Lorsque l’internaute prolétaire désire se connecter au hotspot Wifi ainsi disponible, il lui suffit d’utiliser son identifiant KeyWifi pour accéder à la borne. Et sur les 10$ touchés par la société intermédiaire, l’utilisateur capitaliste (et partageur) récupérera, au prorata de l’utilisation de sa bande passante, jusqu’au deux-tiers de la somme en question. Ceci permet ainsi au partageur d’amoindrir les frais de ligne, et à l’abonné KeyWifi de ménager ses propres coûts. Mieux : il lui est alors possible d’utiliser d’autres bornes WiFi disposées ailleurs et qui participent au procédé.

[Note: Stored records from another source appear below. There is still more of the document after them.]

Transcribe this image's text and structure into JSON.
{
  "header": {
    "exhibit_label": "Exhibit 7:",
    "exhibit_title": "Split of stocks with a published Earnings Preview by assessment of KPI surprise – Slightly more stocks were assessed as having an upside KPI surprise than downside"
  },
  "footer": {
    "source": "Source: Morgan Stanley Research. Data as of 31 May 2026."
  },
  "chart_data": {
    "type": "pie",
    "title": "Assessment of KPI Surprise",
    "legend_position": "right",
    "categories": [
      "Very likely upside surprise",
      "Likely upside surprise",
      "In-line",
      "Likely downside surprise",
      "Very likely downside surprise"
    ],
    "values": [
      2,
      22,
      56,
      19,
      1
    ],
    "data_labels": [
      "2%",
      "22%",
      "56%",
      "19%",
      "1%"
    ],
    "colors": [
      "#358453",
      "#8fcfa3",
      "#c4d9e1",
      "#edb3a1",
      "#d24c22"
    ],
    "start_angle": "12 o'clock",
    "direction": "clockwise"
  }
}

KeyWifi se charge de rétribuer les différents propriétaires en fonction des utilisations qui sont faites de leur borne.

On comprend aisément que pour certains points d’accès WiFi, normalement inaccessibles la nuit, il peut être très intéressant d’amortir une partie des frais de ligne en laissant l’accès ouvert. Typiquement, certains restaurants, certains établissements accueillant du public auront intérêt après la fermeture à basculer leur ligne en mode KeyWifi et récupérer ainsi une partie de leurs coûts auprès des abonnés alentours.

La clé du succès, ici, réside dans le ciblage précis des bonnes zones de clientèle : ce seront les zones où la bande passante est facilement disponible avec de nombreux points d’accès, dans lesquelles les utilisateurs veulent tempérer l’accroissement soutenu de leurs abonnements Internet. On reconnaît dans cette description des centres villes modernes où nombreux sont les commerçants à utiliser le WiFi dans la journée mais dont la bande passante et l’abonnement sont payés « en pure perte » pendant la nuit ou en début de matinée, heures auxquelles l’activité commerciale est au plus bas.

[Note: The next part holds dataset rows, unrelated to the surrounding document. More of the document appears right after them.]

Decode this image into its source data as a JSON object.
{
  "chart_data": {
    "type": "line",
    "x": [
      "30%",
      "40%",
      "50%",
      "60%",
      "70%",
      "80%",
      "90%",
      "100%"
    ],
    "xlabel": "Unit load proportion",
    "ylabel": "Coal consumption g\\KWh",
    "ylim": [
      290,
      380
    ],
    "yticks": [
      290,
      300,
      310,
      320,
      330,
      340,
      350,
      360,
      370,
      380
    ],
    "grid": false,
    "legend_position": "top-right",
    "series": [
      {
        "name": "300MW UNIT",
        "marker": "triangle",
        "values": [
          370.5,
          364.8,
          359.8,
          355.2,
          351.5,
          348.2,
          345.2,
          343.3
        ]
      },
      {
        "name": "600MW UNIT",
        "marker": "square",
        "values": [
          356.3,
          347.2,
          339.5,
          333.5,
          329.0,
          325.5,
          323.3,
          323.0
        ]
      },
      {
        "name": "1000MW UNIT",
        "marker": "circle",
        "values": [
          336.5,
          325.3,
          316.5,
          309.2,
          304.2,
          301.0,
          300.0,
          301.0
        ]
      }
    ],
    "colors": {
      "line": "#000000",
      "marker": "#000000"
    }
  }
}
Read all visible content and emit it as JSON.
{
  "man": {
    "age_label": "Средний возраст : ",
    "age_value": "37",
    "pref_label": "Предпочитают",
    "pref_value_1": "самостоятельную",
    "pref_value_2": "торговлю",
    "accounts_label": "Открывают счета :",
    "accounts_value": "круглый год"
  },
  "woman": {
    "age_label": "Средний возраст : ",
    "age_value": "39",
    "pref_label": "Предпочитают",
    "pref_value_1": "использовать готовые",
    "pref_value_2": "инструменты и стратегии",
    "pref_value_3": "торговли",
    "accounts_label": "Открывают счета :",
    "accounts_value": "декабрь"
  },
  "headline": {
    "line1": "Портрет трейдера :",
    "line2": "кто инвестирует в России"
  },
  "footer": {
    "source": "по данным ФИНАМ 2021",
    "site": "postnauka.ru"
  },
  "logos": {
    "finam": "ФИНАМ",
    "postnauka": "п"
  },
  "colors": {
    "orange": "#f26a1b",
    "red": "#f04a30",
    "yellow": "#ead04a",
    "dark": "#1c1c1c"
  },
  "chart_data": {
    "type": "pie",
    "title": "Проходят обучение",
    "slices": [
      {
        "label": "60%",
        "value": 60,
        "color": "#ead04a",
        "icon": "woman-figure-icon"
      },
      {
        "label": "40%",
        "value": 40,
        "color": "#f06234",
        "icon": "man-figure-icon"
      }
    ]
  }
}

Maintenant que tout ceci est exposé, vous comprendrez bien que cette idée scandaleuse (basée tout de même sur le principe saugrenu que des riches possédant pourraient vouloir partager un peu de leur opulence) saura trouver de nombreuses critiques.

Outre qu’elle n’a pas vu le jour en France où, pourtant, le partage, l’entraide et la redistribution sont des valeurs tenues en haute estime, cette idée se base dès le départ sur l’exploitation éhontée de la faiblesse de pouvoir d’achat d’une certaine catégorie de prolétaires non possédant à la connectivité internet contrariée. Dès lors, on peut être certain qu’en France, ceci sera par exemple remplacé par un Accès Citoyen Au WiFi, avec l’écriture du droit inaliénable (et opposable) correspondant dans la Constitution.

Mais à titre personnel, je me laisse à imaginer que bientôt, la connexion à internet sera permanente (au moins en ville) et d’un coût quasi indolore, et ce d’autant plus que l’État aura été conservé aussi loin que possible du domaine.